🤖 AI Summary
This work addresses the limitation of existing Text-to-SQL evaluation benchmarks, which lack authentic business logic and workflows, thereby failing to effectively assess model performance in private business intelligence settings. To bridge this gap, the authors propose the first business-logic-driven synthetic data generation framework that systematically integrates business roles, scenarios, and workflows, while incorporating a mechanism to control reasoning complexity. The framework ensures high-fidelity and diverse Text-to-SQL examples through business modeling, scenario-guided generation, complexity regulation, and SQL semantic alignment validation. Evaluated on Salesforce production databases, the synthesized data achieves 98.44% business authenticity—significantly outperforming OmniSQL and SQL-Factory—and reveals that state-of-the-art models attain only 42.86% execution accuracy on complex business queries.
📝 Abstract
Evaluating Text-to-SQL agents in private business intelligence (BI) settings is challenging due to the scarcity of realistic, domain-specific data.
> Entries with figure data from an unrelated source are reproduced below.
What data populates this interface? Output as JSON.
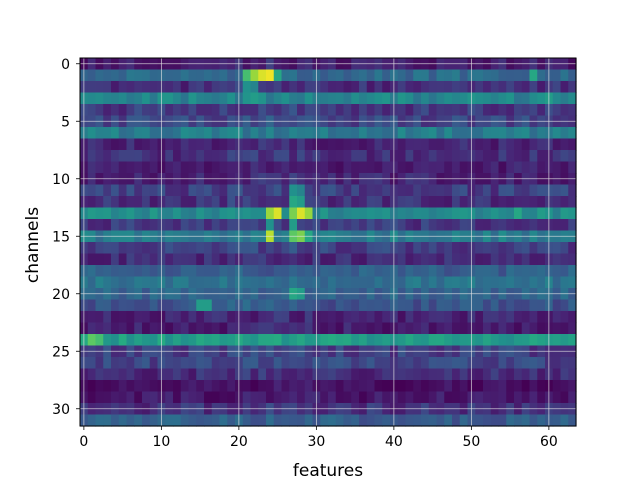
{
  "chart_data": {
    "type": "heatmap",
    "title": "",
    "xlabel": "features",
    "ylabel": "channels",
    "n_cols": 64,
    "n_rows": 32,
    "xlim": [
      -0.5,
      63.5
    ],
    "ylim": [
      31.5,
      -0.5
    ],
    "x_ticks": [
      0,
      10,
      20,
      30,
      40,
      50,
      60
    ],
    "y_ticks": [
      0,
      5,
      10,
      15,
      20,
      25,
      30
    ],
    "x_tick_labels": [
      "0",
      "10",
      "20",
      "30",
      "40",
      "50",
      "60"
    ],
    "y_tick_labels": [
      "0",
      "5",
      "10",
      "15",
      "20",
      "25",
      "30"
    ],
    "grid": true,
    "colormap": "viridis",
    "value_range": [
      0,
      1
    ],
    "row_base_values": [
      0.1,
      0.35,
      0.15,
      0.45,
      0.18,
      0.22,
      0.42,
      0.12,
      0.15,
      0.1,
      0.12,
      0.2,
      0.15,
      0.48,
      0.18,
      0.42,
      0.2,
      0.14,
      0.3,
      0.38,
      0.32,
      0.26,
      0.12,
      0.1,
      0.55,
      0.2,
      0.22,
      0.14,
      0.05,
      0.08,
      0.16,
      0.3
    ],
    "hotspots": [
      {
        "row": 1,
        "col": 22,
        "value": 0.85
      },
      {
        "row": 1,
        "col": 23,
        "value": 0.95
      },
      {
        "row": 1,
        "col": 24,
        "value": 0.98
      },
      {
        "row": 1,
        "col": 21,
        "value": 0.7
      },
      {
        "row": 1,
        "col": 25,
        "value": 0.6
      },
      {
        "row": 2,
        "col": 21,
        "value": 0.5
      },
      {
        "row": 2,
        "col": 22,
        "value": 0.45
      },
      {
        "row": 3,
        "col": 22,
        "value": 0.55
      },
      {
        "row": 13,
        "col": 24,
        "value": 0.85
      },
      {
        "row": 13,
        "col": 25,
        "value": 0.95
      },
      {
        "row": 13,
        "col": 27,
        "value": 0.8
      },
      {
        "row": 13,
        "col": 28,
        "value": 0.95
      },
      {
        "row": 13,
        "col": 29,
        "value": 0.85
      },
      {
        "row": 12,
        "col": 27,
        "value": 0.6
      },
      {
        "row": 12,
        "col": 28,
        "value": 0.55
      },
      {
        "row": 11,
        "col": 27,
        "value": 0.5
      },
      {
        "row": 11,
        "col": 28,
        "value": 0.45
      },
      {
        "row": 14,
        "col": 24,
        "value": 0.5
      },
      {
        "row": 14,
        "col": 27,
        "value": 0.55
      },
      {
        "row": 15,
        "col": 24,
        "value": 0.9
      },
      {
        "row": 15,
        "col": 27,
        "value": 0.75
      },
      {
        "row": 15,
        "col": 28,
        "value": 0.8
      },
      {
        "row": 15,
        "col": 29,
        "value": 0.6
      },
      {
        "row": 20,
        "col": 27,
        "value": 0.6
      },
      {
        "row": 20,
        "col": 28,
        "value": 0.55
      },
      {
        "row": 21,
        "col": 15,
        "value": 0.55
      },
      {
        "row": 21,
        "col": 16,
        "value": 0.55
      },
      {
        "row": 24,
        "col": 1,
        "value": 0.75
      },
      {
        "row": 24,
        "col": 2,
        "value": 0.7
      },
      {
        "row": 3,
        "col": 60,
        "value": 0.55
      },
      {
        "row": 1,
        "col": 58,
        "value": 0.6
      },
      {
        "row": 13,
        "col": 56,
        "value": 0.6
      }
    ]
  }
}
While synthetic evaluation data offers a scalable solution, existing generation methods fail to capture business realism--whether questions reflect realistic business logic and workflows. We propose a Business Logic-Driven Data Synthesis framework that generates data grounded in business personas, work scenarios, and workflows. In addition, we improve the data quality by imposing a business reasoning complexity control strategy that diversifies the analytical reasoning steps required to answer the questions. Experiments on a production-scale Salesforce database show that our synthesized data achieves high business realism (98.44%), substantially outperforming OmniSQL (+19.5%) and SQL-Factory (+54.7%), while maintaining strong question-SQL alignment (98.59%). Our synthetic data also reveals that state-of-the-art Text-to-SQL models still have significant performance gaps, achieving only 42.86% execution accuracy on the most complex business queries.